Abstract:CAD, nicknamed the "loonie," is the currency abbreviation or currency symbol used to denote the Canadian Dollar. A drop in oil prices, high demand for safe-haven assets due to China, and expectations of a soon recession in the US and in the world press down the loonie. However, the USDCAD rallied up as the situation started to improve. Let's discuss the topic and make up a trading plan.

CAD, nicknamed the “loonie,” is the currency abbreviation or currency symbol used to denote the Canadian Dollar. A drop in oil prices, high demand for safe-haven assets due to China, and expectations of a soon recession in the US and in the world press down the loonie. However, the USDCAD rallied up as the situation started to improve. Let's discuss the topic and make up a trading plan.

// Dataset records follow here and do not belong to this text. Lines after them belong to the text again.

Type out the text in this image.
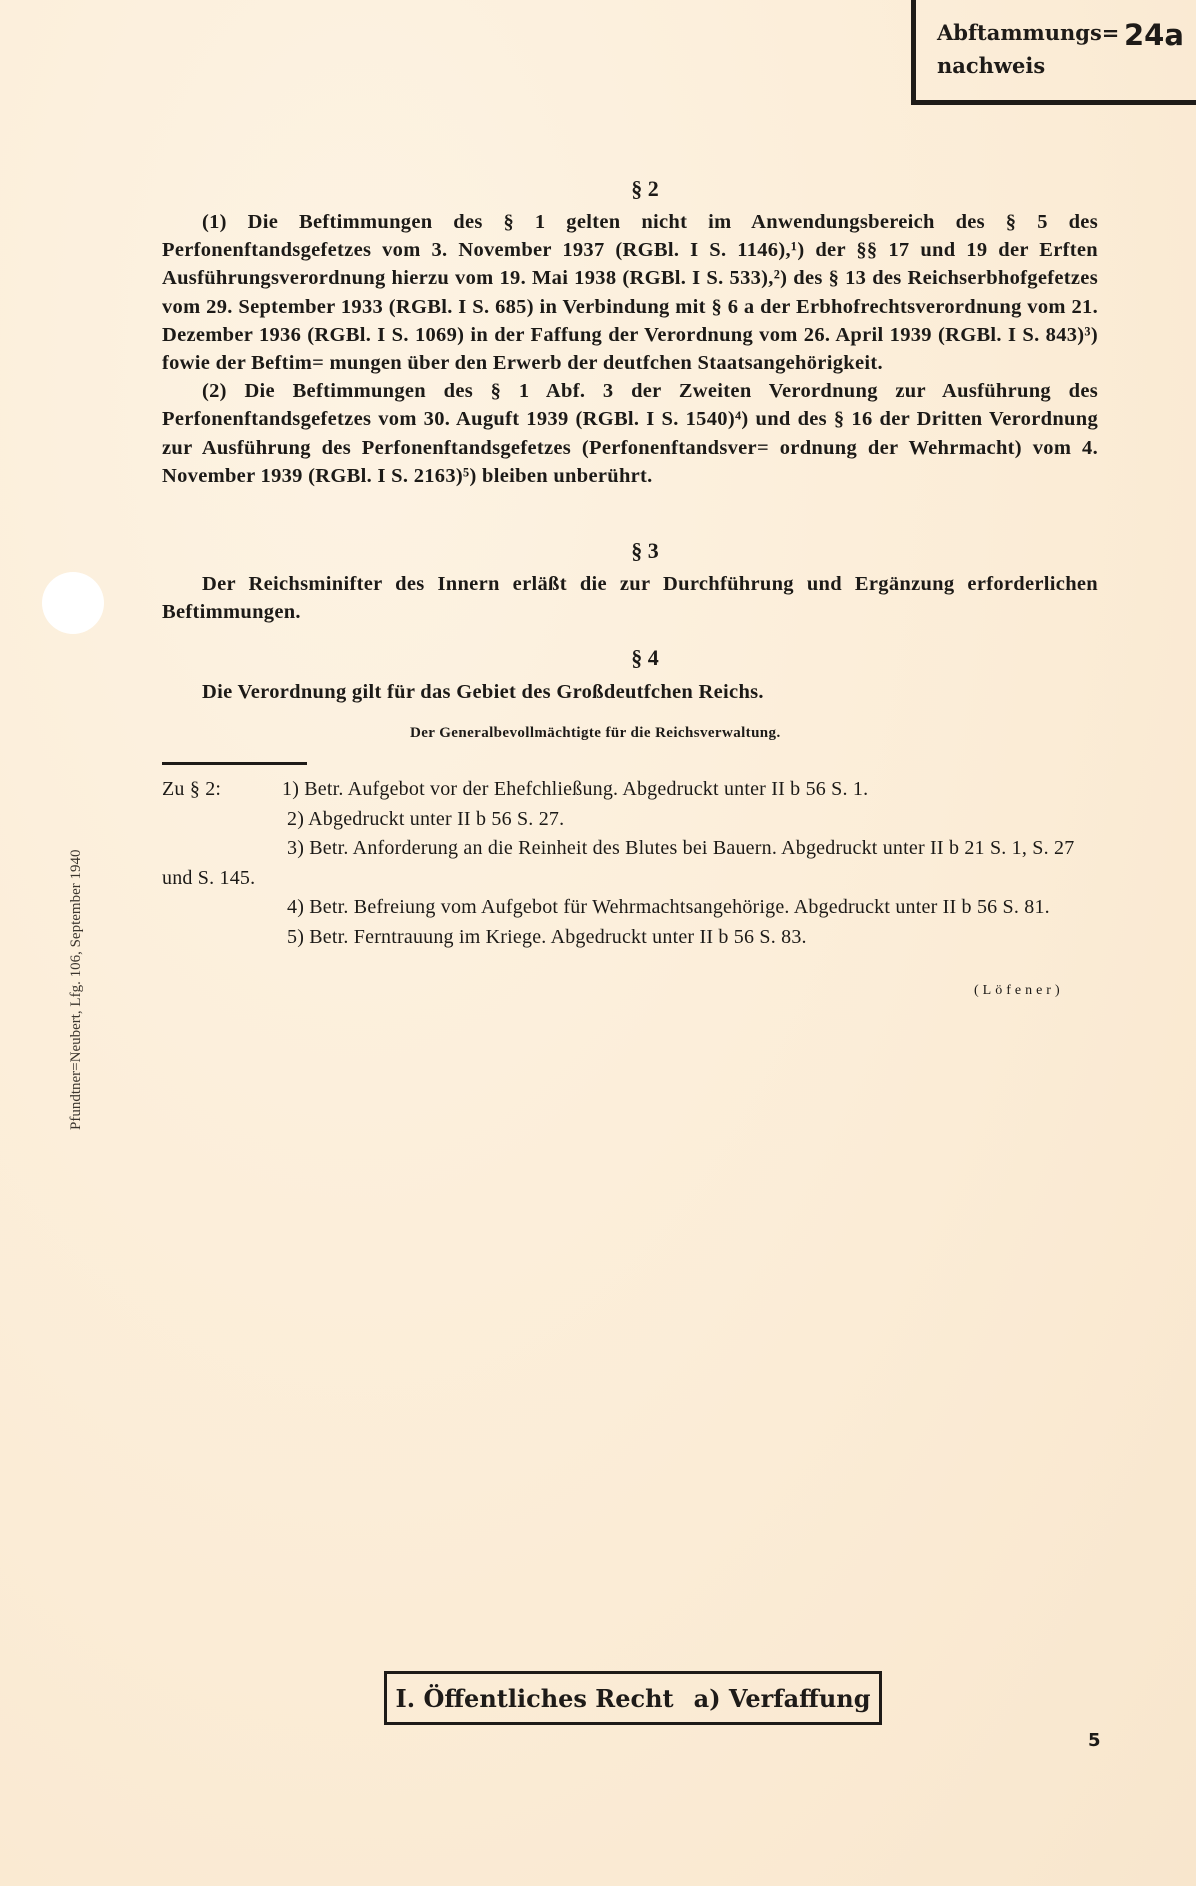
Abftammungs=
nachweis
24a
§ 2

(1) Die Beftimmungen des § 1 gelten nicht im Anwendungsbereich des § 5 des Perfonenftandsgefetzes vom 3. November 1937 (RGBl. I S. 1146),¹) der §§ 17 und 19 der Erften Ausführungsverordnung hierzu vom 19. Mai 1938 (RGBl. I S. 533),²) des § 13 des Reichserbhofgefetzes vom 29. September 1933 (RGBl. I S. 685) in Verbindung mit § 6 a der Erbhofrechtsverordnung vom 21. Dezember 1936 (RGBl. I S. 1069) in der Faffung der Verordnung vom 26. April 1939 (RGBl. I S. 843)³) fowie der Beftim= mungen über den Erwerb der deutfchen Staatsangehörigkeit.

(2) Die Beftimmungen des § 1 Abf. 3 der Zweiten Verordnung zur Ausführung des Perfonenftandsgefetzes vom 30. Auguft 1939 (RGBl. I S. 1540)⁴) und des § 16 der Dritten Verordnung zur Ausführung des Perfonenftandsgefetzes (Perfonenftandsver= ordnung der Wehrmacht) vom 4. November 1939 (RGBl. I S. 2163)⁵) bleiben unberührt.

§ 3

Der Reichsminifter des Innern erläßt die zur Durchführung und Ergänzung erforderlichen Beftimmungen.

§ 4

Die Verordnung gilt für das Gebiet des Großdeutfchen Reichs.

Der Generalbevollmächtigte für die Reichsverwaltung.

Zu § 2:	1) Betr. Aufgebot vor der Ehefchließung. Abgedruckt unter II b 56 S. 1.

2) Abgedruckt unter II b 56 S. 27.

3) Betr. Anforderung an die Reinheit des Blutes bei Bauern. Abgedruckt unter II b 21 S. 1, S. 27 und S. 145.

4) Betr. Befreiung vom Aufgebot für Wehrmachtsangehörige. Abgedruckt unter II b 56 S. 81.

5) Betr. Ferntrauung im Kriege. Abgedruckt unter II b 56 S. 83.

(Löfener)
Pfundtner=Neubert, Lfg. 106, September 1940
I. Öffentliches Recht a) Verfaffung
5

Fundamental Canadian dollar forecast today
The Consensus Canadian Dollar Forecast predicts short & long term fluctuations of USD & CAD. In autumn, there have been many paradoxical movements in Forex, which, most likely, were of a speculative nature. The US dollar first rose in response to Jerome Powell's statement about the slowdown in the process of raising the federal funds rate, and then fell in response to strong US employment statistics. The euro strengthened, amid the decline in the global risk appetite due to protests in China. At the end of November, it was the turn of the Canadian dollar. The USDCAD soared at the fastest pace in at least a month, despite the release of strong Canada's domestic data.
In the third quarter, Canada‘s economy grew 2.9% against the forecast of +1.5% due to the expansion of net exports by 8.6%. Government spending and stockpiles supported the GDP rise. However, consumption fell for the first time since 2021. This time, it fell by 1%. In addition to the second consecutive drop in companies’ capital accumulation by 5.1% and slow GDP growth in September, this suggests that the BoC monetary tightening has its effect.

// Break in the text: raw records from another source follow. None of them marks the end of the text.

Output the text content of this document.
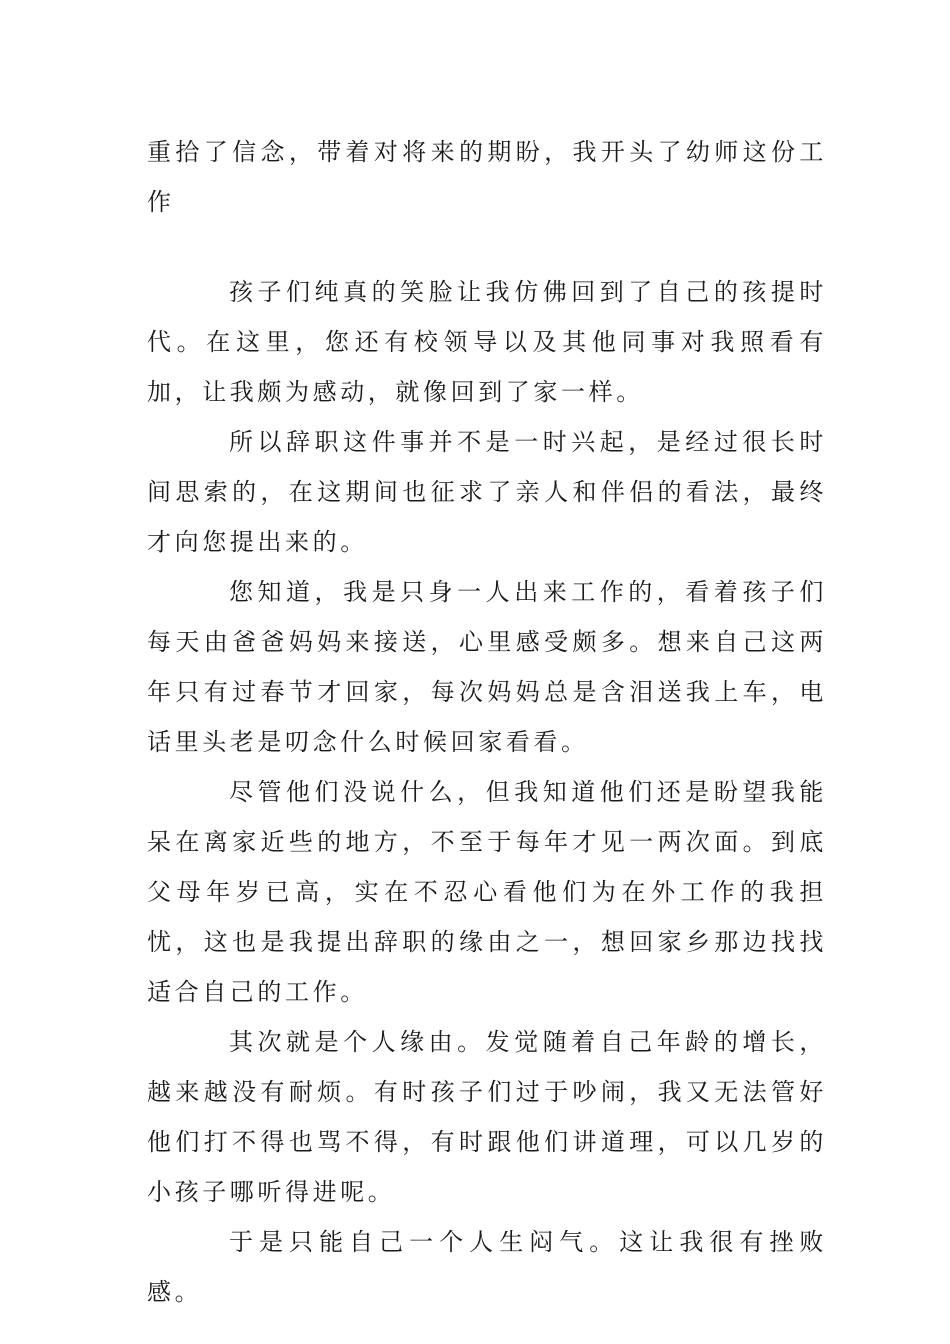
重拾了信念，带着对将来的期盼，我开头了幼师这份工作

孩子们纯真的笑脸让我仿佛回到了自己的孩提时代。在这里，您还有校领导以及其他同事对我照看有加，让我颇为感动，就像回到了家一样。

所以辞职这件事并不是一时兴起，是经过很长时间思索的，在这期间也征求了亲人和伴侣的看法，最终才向您提出来的。

您知道，我是只身一人出来工作的，看着孩子们每天由爸爸妈妈来接送，心里感受颇多。想来自己这两年只有过春节才回家，每次妈妈总是含泪送我上车，电话里头老是叨念什么时候回家看看。

尽管他们没说什么，但我知道他们还是盼望我能呆在离家近些的地方，不至于每年才见一两次面。到底父母年岁已高，实在不忍心看他们为在外工作的我担忧，这也是我提出辞职的缘由之一，想回家乡那边找找适合自己的工作。

其次就是个人缘由。发觉随着自己年龄的增长，越来越没有耐烦。有时孩子们过于吵闹，我又无法管好他们打不得也骂不得，有时跟他们讲道理，可以几岁的小孩子哪听得进呢。

于是只能自己一个人生闷气。这让我很有挫败感。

Moreover, the current account deficit in July-September of CA$11.1 billion turned out to be greater than Bloomberg experts predicted. This could be a reason to revise down net exports data in the third quarter.

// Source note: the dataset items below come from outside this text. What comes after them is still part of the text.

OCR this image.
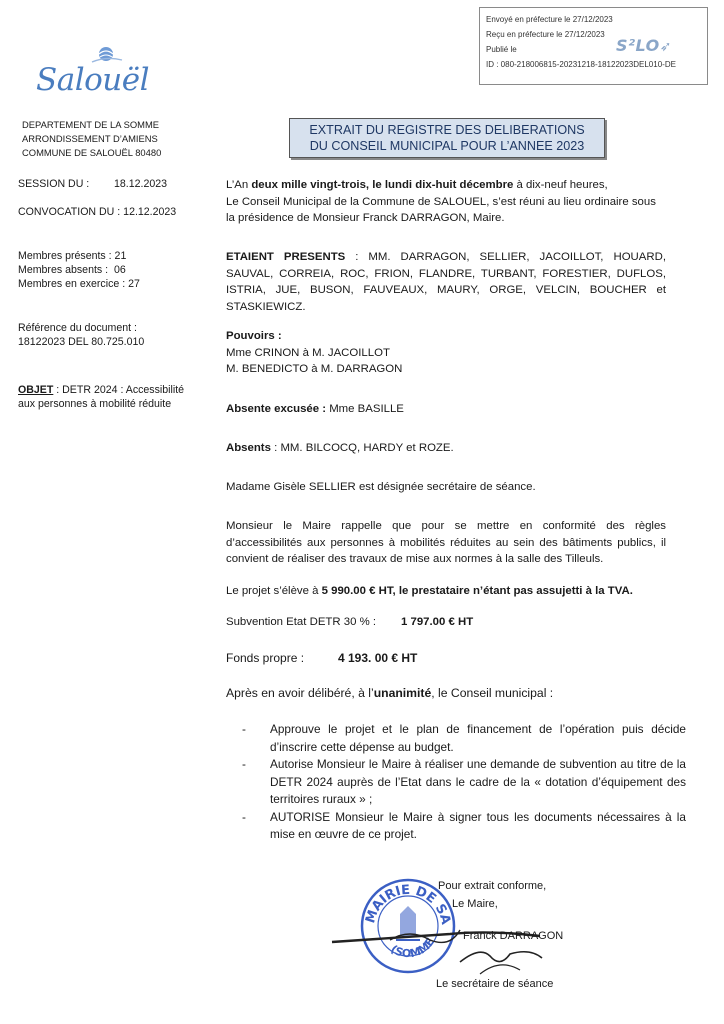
Envoyé en préfecture le 27/12/2023
Reçu en préfecture le 27/12/2023
Publié le
ID : 080-218006815-20231218-18122023DEL010-DE
S²LO➶
Salouël
DEPARTEMENT DE LA SOMME
ARRONDISSEMENT D’AMIENS
COMMUNE DE SALOUËL 80480
SESSION DU : 18.12.2023
CONVOCATION DU : 12.12.2023
Membres présents : 21
Membres absents : 06
Membres en exercice : 27
Référence du document :
18122023 DEL 80.725.010
OBJET : DETR 2024 : Accessibilité
aux personnes à mobilité réduite
EXTRAIT DU REGISTRE DES DELIBERATIONS
DU CONSEIL MUNICIPAL POUR L’ANNEE 2023
L’An deux mille vingt-trois, le lundi dix-huit décembre à dix-neuf heures,
Le Conseil Municipal de la Commune de SALOUEL, s’est réuni au lieu ordinaire sous
la présidence de Monsieur Franck DARRAGON, Maire.
ETAIENT PRESENTS : MM. DARRAGON, SELLIER, JACOILLOT, HOUARD, SAUVAL, CORREIA, ROC, FRION, FLANDRE, TURBANT, FORESTIER, DUFLOS, ISTRIA, JUE, BUSON, FAUVEAUX, MAURY, ORGE, VELCIN, BOUCHER et STASKIEWICZ.
Pouvoirs :
Mme CRINON à M. JACOILLOT
M. BENEDICTO à M. DARRAGON
Absente excusée : Mme BASILLE
Absents : MM. BILCOCQ, HARDY et ROZE.
Madame Gisèle SELLIER est désignée secrétaire de séance.
Monsieur le Maire rappelle que pour se mettre en conformité des règles d’accessibilités aux personnes à mobilités réduites au sein des bâtiments publics, il convient de réaliser des travaux de mise aux normes à la salle des Tilleuls.
Le projet s’élève à 5 990.00 € HT, le prestataire n’étant pas assujetti à la TVA.
Subvention Etat DETR 30 % : 1 797.00 € HT
Fonds propre :	4 193. 00 € HT
Après en avoir délibéré, à l’unanimité, le Conseil municipal :
- Approuve le projet et le plan de financement de l’opération puis décide d’inscrire cette dépense au budget.
- Autorise Monsieur le Maire à réaliser une demande de subvention au titre de la DETR 2024 auprès de l’Etat dans le cadre de la « dotation d’équipement des territoires ruraux » ;
- AUTORISE Monsieur le Maire à signer tous les documents nécessaires à la mise en œuvre de ce projet.
MAIRIE DE SA
(SOMME
Pour extrait conforme,
Le Maire,
Franck DARRAGON
Le secrétaire de séance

Dynamics of Canadas current account

Mixed economic data do not allow us to accurately predict what the Bank of Canada's December move on the path of monetary tightening will be. BMO Capital Markets believes that nothing in the GDP data keeps the BoC from raising its overnight rate by half a point. On the other hand, Capital Markets forecasts a 25-basis-point rate hike. As a result of the previous meeting, the rate rose by 50 basis points to 3.75%, the highest level since 2008.
From a fundamental point of view, the USDCAD rally is fueled by falling oil prices, expectations from the UK bank HSBC to sell its unit in Toronto to Royal Bank of Canada, as well as a drop in the global risk appetite amid a recession approaching the global economy. The bond yield curve is inverted not only in the US but also in the global debt market, indicating that a recession is near and inflation is slowing down.
Dynamics of global yield curve

At the same time, it is not easy to explain the sharp rise in USDCAD at the beginning of the week ending December 2. Oil grew amid expectations of OPEC+ production cuts, while stock indices and the US dollar have stabilized. According to the Canadian Imperial Bank of Commerce, the rally is due to capital flows based on questionable reasons. Most likely, speculators want to buy out the loonie on crosses after dumping its rate. If so, then the analyzed pair could quickly recover lost positions.
USDCAD trading plan today
Unless Jerome Powells speech impresses investors, the USDCAD will quickly roll down to 1.3465 and 1.343. As long as the price is below 1.3565, one should sell the pair. Otherwise, when the price returns to the abovementioned level, it will be a reason to buy.